Of note is that the Surgeon RR reading is 3.17mSv and LR 1.87mSv. This is more than the Cardiologist RR 0.71mSv and LR 1.47mSv. This is in part due to the Surgeons being in closer proximity to the primary beam that the Cardiologists whilst doing procedures, due to the access point of the catheter for respective procedures (femoral artery for Cardiologists, apex of heart for Surgeons).

Both Echo ring readings (LR 1.31 mSv, RR 1.43mSv) were higher than the Cardiologist RR reading of 0.71mSv. This is in part due to the need to manipulate the echo probe in close proximity to the primary beam, and also to the lack of under table lead shielding on the table at that time of the trial.

The Cardiologist WB dose was higher than expected at 4.82mSv. This is significantly higher than both Surgeon and Echo WB readings of 0.65mSv and 0.28mSv. At the end of one of the cases it was noticed that the Cardiologist had the WB badge tucked into the front pocket of his lead coat. The pocket itself is not lead protected.
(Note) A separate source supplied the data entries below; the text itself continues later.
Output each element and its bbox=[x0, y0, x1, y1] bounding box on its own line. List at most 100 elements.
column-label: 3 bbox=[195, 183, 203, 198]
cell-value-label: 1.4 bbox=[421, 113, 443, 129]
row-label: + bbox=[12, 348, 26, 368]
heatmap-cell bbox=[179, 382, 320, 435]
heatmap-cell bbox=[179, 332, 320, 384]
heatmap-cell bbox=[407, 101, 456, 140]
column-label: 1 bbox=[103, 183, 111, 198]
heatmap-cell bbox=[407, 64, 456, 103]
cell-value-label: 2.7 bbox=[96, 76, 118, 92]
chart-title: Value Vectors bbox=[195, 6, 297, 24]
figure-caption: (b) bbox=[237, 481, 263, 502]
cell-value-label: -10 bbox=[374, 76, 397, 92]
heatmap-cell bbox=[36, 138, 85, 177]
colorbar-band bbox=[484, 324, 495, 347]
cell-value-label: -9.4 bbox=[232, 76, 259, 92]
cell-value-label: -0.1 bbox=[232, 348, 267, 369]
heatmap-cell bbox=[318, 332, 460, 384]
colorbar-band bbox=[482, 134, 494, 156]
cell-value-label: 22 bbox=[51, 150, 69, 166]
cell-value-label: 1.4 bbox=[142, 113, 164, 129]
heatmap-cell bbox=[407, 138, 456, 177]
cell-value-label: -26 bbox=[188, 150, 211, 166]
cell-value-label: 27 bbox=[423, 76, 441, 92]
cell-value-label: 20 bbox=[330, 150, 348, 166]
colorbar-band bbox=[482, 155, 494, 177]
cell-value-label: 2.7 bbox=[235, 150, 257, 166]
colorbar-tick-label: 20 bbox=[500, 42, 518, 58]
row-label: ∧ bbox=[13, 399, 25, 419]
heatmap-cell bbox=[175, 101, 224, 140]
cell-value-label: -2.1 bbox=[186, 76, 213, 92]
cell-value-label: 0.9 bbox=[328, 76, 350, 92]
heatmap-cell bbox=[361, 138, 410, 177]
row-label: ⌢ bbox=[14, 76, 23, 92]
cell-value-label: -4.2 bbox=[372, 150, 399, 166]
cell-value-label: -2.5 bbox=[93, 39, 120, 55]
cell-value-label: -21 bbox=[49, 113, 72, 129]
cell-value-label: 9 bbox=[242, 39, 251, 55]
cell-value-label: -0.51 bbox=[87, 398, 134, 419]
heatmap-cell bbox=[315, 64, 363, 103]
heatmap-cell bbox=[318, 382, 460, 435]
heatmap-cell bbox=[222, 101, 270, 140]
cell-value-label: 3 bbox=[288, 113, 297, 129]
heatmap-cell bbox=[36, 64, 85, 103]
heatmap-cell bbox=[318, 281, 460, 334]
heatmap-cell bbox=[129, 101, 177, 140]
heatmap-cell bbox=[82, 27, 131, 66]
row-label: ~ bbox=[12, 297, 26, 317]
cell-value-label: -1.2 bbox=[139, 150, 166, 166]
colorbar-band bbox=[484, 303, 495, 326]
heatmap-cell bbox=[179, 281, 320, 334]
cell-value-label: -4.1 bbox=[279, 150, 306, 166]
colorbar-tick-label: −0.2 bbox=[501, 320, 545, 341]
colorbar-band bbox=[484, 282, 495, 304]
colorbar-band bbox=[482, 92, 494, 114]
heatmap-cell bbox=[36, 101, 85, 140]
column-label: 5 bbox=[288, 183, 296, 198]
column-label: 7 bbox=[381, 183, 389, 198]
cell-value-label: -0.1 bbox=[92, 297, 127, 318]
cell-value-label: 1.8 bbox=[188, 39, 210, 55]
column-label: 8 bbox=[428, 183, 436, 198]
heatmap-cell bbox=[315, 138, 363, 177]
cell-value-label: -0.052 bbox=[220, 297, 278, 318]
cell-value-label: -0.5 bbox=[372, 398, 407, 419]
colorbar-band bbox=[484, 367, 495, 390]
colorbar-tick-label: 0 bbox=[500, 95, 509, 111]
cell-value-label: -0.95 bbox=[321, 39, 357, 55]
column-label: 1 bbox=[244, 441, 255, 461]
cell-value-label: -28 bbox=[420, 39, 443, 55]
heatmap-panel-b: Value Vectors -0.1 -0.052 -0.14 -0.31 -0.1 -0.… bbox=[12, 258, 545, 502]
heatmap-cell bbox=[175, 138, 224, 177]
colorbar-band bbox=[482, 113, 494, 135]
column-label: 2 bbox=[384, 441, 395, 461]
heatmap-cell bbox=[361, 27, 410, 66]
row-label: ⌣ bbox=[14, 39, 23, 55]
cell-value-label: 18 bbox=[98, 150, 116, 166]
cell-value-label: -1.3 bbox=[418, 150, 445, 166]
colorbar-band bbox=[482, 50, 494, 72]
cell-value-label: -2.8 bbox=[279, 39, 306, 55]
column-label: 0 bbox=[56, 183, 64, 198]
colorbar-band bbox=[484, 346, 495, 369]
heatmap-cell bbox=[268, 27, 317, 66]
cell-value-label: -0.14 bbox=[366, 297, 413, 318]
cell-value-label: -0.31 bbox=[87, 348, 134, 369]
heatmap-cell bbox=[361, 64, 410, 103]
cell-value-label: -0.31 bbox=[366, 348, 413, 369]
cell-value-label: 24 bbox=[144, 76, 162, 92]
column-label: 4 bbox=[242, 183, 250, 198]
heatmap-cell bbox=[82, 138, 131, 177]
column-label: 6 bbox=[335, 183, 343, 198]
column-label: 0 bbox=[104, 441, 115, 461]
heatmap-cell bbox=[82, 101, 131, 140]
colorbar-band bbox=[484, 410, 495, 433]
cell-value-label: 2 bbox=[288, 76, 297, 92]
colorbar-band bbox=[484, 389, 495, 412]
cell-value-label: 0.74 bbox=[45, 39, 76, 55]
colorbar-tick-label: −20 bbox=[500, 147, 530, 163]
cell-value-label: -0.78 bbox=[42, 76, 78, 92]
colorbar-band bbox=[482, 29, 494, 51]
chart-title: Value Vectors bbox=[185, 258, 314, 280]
It is considered that this practice (unsure for how many cases) was the reason for the aberrant reading.

Other dose readings showed no significant dose was being received by other staff in the room during the procedure.

 

CONCLUSIONS

The new TAVI procedures being performed are being done with due consideration to safe radiation protection practices.

The leg doses being received on the left side of the table should reduce significantly now there is under-table lead shielding fitted to both sides of the table during these procedures, although even the study levels would still come in under the annual permissible limits

Finger doses being received are well under national annual limits, but Cardiologists, Surgeons, and Echo staff should give due consideration to the primary beam when operating in the vicinity of it.

 

RECOMMENDATIONS

The study should be re-run now the new lead shielding is in place to ensure leg doses have reduced.

All centres that are performing TAVI Procedures should have under-table shielding fitted to both sides of the x-ray couch.

Appropriate radiation protection advice and training should be given to all staff involved with the procedures whom have otherwise not had training.

 

REFERENCES

Edwards Lifesciences
THE LEAFLET
Special Referral Edition: For Physicians Treating Aortic Stenosis January 2008

 

THANKS

To King’s College Hospital NHS Trust Radiation Protection Advisory Dr Neil Lewis and his team in the Medical Physics Department for advice and guidance both before, during and after the study.
For all the staff who faithfully wore the respective monitoring badges during the trial.